Born of Ice

A puzzled look crossed her face. “Don’t you want some credentials or references?”


He shrugged. “Most people don’t have any for this kind of work. You spotted the stabilizer with hardly any effort. Hell, I’ve wasted almost half an hour looking for it.” He looked back at his crew. “And don’t get me started on how long Team Worthless over there spent with it. You obviously know something about ships.”

Sway made an obscene gesture at him.

Alix smiled, and he became entranced with a dimple in her left cheek.

Devyn braced himself as his own hormones fired. What was wrong with him that she could affect him so easily? Especially given how much she favored a woman who made his blood run cold and his fury run high.

Maybe Sway was right and he needed to get laid. “We’re getting ready to launch, so if you have any gear or good-byes jus—”

“Just this gear.” She shrugged her backpack off her shoulder. “And no good-byes.”

Devyn frowned at the catch in her voice. “None?”

She clenched her teeth, and he had the strange sensation she fought against tears, but her eyes betrayed nothing except the fiercest of spirits. “My father died very recently. I . . . I don’t have anyone else.”

He nodded in sympathy. He’d never lost anyone close to him, but he could imagine how hard it would be to lose one of his parents. “I’m sorry.”

She looked around the bay as if his words embarrassed her. “Don’t worry. It won’t interfere with my work.”

“Well, then, uh . . .” Devyn paused in an effort to remember her name.

“Alix,” she supplied with an odd half-smile. “My dad wanted a son.” She looked down at her body and pulled at the loose material over her breasts. “I guess he didn’t miss by much.”
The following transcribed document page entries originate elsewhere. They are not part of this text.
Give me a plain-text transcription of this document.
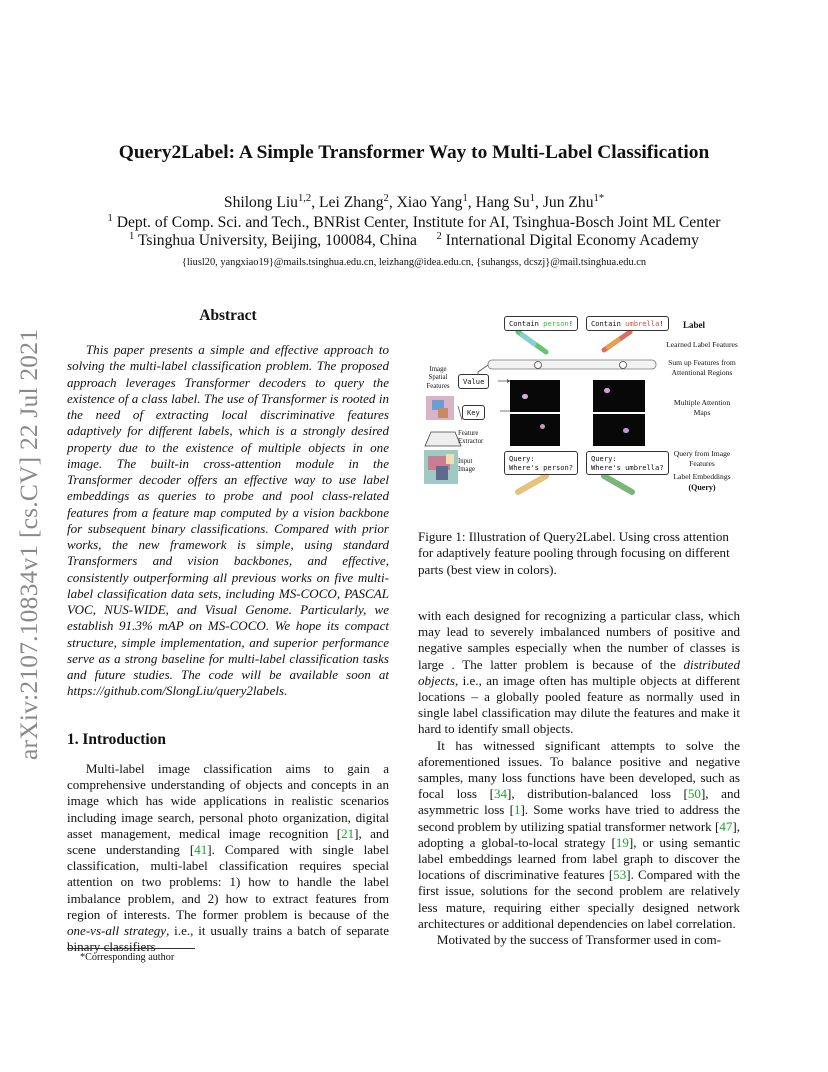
arXiv:2107.10834v1 [cs.CV] 22 Jul 2021
Query2Label: A Simple Transformer Way to Multi-Label Classification
Shilong Liu$^{1,2}$, Lei Zhang$^2$, Xiao Yang$^1$, Hang Su$^1$, Jun Zhu$^{1*}$
$^1$ Dept. of Comp. Sci. and Tech., BNRist Center, Institute for AI, Tsinghua-Bosch Joint ML Center
$^1$ Tsinghua University, Beijing, 100084, China $^2$ International Digital Economy Academy
{liusl20, yangxiao19}@mails.tsinghua.edu.cn, leizhang@idea.edu.cn, {suhangss, dcszj}@mail.tsinghua.edu.cn
Abstract
This paper presents a simple and effective approach to solving the multi-label classification problem. The proposed approach leverages Transformer decoders to query the existence of a class label. The use of Transformer is rooted in the need of extracting local discriminative features adaptively for different labels, which is a strongly desired property due to the existence of multiple objects in one image. The built-in cross-attention module in the Transformer decoder offers an effective way to use label embeddings as queries to probe and pool class-related features from a feature map computed by a vision backbone for subsequent binary classifications. Compared with prior works, the new framework is simple, using standard Transformers and vision backbones, and effective, consistently outperforming all previous works on five multi-label classification data sets, including MS-COCO, PASCAL VOC, NUS-WIDE, and Visual Genome. Particularly, we establish 91.3% mAP on MS-COCO. We hope its compact structure, simple implementation, and superior performance serve as a strong baseline for multi-label classification tasks and future studies. The code will be available soon at https://github.com/SlongLiu/query2labels.
1. Introduction
Multi-label image classification aims to gain a comprehensive understanding of objects and concepts in an image which has wide applications in realistic scenarios including image search, personal photo organization, digital asset management, medical image recognition [21], and scene understanding [41]. Compared with single label classification, multi-label classification requires special attention on two problems: 1) how to handle the label imbalance problem, and 2) how to extract features from region of interests. The former problem is because of the one-vs-all strategy, i.e., it usually trains a batch of separate binary classifiers
*Corresponding author
Contain person!	Contain umbrella!
Value
Key
Query:
Where's person?
Query:
Where's umbrella?
Label
Learned Label Features
Sum up Features from Attentional Regions
Multiple Attention Maps
Query from Image Features
Label Embeddings
(Query)
Image Spatial Features
Feature Extractor
Input Image
Figure 1: Illustration of Query2Label. Using cross attention for adaptively feature pooling through focusing on different parts (best view in colors).

with each designed for recognizing a particular class, which may lead to severely imbalanced numbers of positive and negative samples especially when the number of classes is large . The latter problem is because of the distributed objects, i.e., an image often has multiple objects at different locations – a globally pooled feature as normally used in single label classification may dilute the features and make it hard to identify small objects.

It has witnessed significant attempts to solve the aforementioned issues. To balance positive and negative samples, many loss functions have been developed, such as focal loss [34], distribution-balanced loss [50], and asymmetric loss [1]. Some works have tried to address the second problem by utilizing spatial transformer network [47], adopting a global-to-local strategy [19], or using semantic label embeddings learned from label graph to discover the locations of discriminative features [53]. Compared with the first issue, solutions for the second problem are relatively less mature, requiring either specially designed network architectures or additional dependencies on label correlation.

Motivated by the success of Transformer used in com-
Devyn noted the bitterness in her voice, and a strange surge of protectiveness ran through him. “You don’t look like a boy to me.” Her smile returned and sent a wave of heat straight to his cock.

Yeah, he definitely needed to get laid.

Before he could comment, his link buzzed.

Sway snorted in utter disdain. “Let me guess. Mom?” His tone rang of ridicule.

“Shut up, Sway.” Devyn checked the ID and flipped off his friend. Yeah, it was his mother . . . probably because his heart rate was elevated.

Sighing in frustration, he put the silver link on his ear, but didn’t answer it. “Alix, meet our first mate, Sway Trinaloew.”

Sway shook her hand. “Nice meeting you, Alix.”

“Vik is our—”

“Man-bitch,” Sway inserted with an evil grin.

Vik gave him a lethal, cold glare.

Devyn ignored his interruption. “Security and techspert.”

Instead of shaking her hand, Vik kissed it. “I’m enchanted by your beauty, my lady. Welcome aboard. You make a most welcome addition to our acerbic company . . . a lovely-smelling one, too.”

“Thank you, Vik.” Stepping back, she took her cap from her head. She brushed her hand through her damp bangs and tucked the cap into her back pocket. “Don’t let me stop your normal routine. Consider me a ghost.”

Devyn inclined his head as his link buzzed again.

Sway laughed.

“I better take this.” He gave a menacing glower to his first mate. “Sway, show Alix where to bunk. And you”—he indicated Vik—“get the ship ready to launch.” He tapped his ear to open the channel. “Hi, Mom . . . No, you’re not bothering me at all. It’s always good to hear from you.”

Alix scowled as he walked into the ship while politely talking to his mother, of all people. How strange. It seemed so incongruous that a man so feral would be that respectful of his mother.

Sway grinned at her. “You’ll get used to it. Dev’s his mother’s only child and she’s extremely protective where he’s concerned. For that matter, his dad’s even worse. He lost his oldest son and panics every three seconds Dev’s out of his sight.”

“Don’t they know what he does for a living?”

“Yes, which is why they call all the time to check on him. Hell, I’m surprised he’s not backjacked.” Backjacked was a slang term used for the chip inserted into pets, League soldiers and slaves so that their owners could locate them.

A chip she had embedded in her own arm, which was one of the reasons she had to do what Merjack said. There was no running from a back chip. So long as Merjack knew her frequency, he could find her.

If only she knew some way to dig it out, but they’d made a mistake when they put hers in, and it was now embedded in her bone.

Sway glanced askance at her as he led the way into the ship. “You completely horrified by us?”

“Not . . . completely.” But she was scared of this gruff crew. While there was a playfulness to their caustic barbs, there was also an aura of “I’ll kick your ass back to the Steel Age if you so much as breathe my air the wrong way.”

So she wanted to be careful until she either knew them better or had them in custody.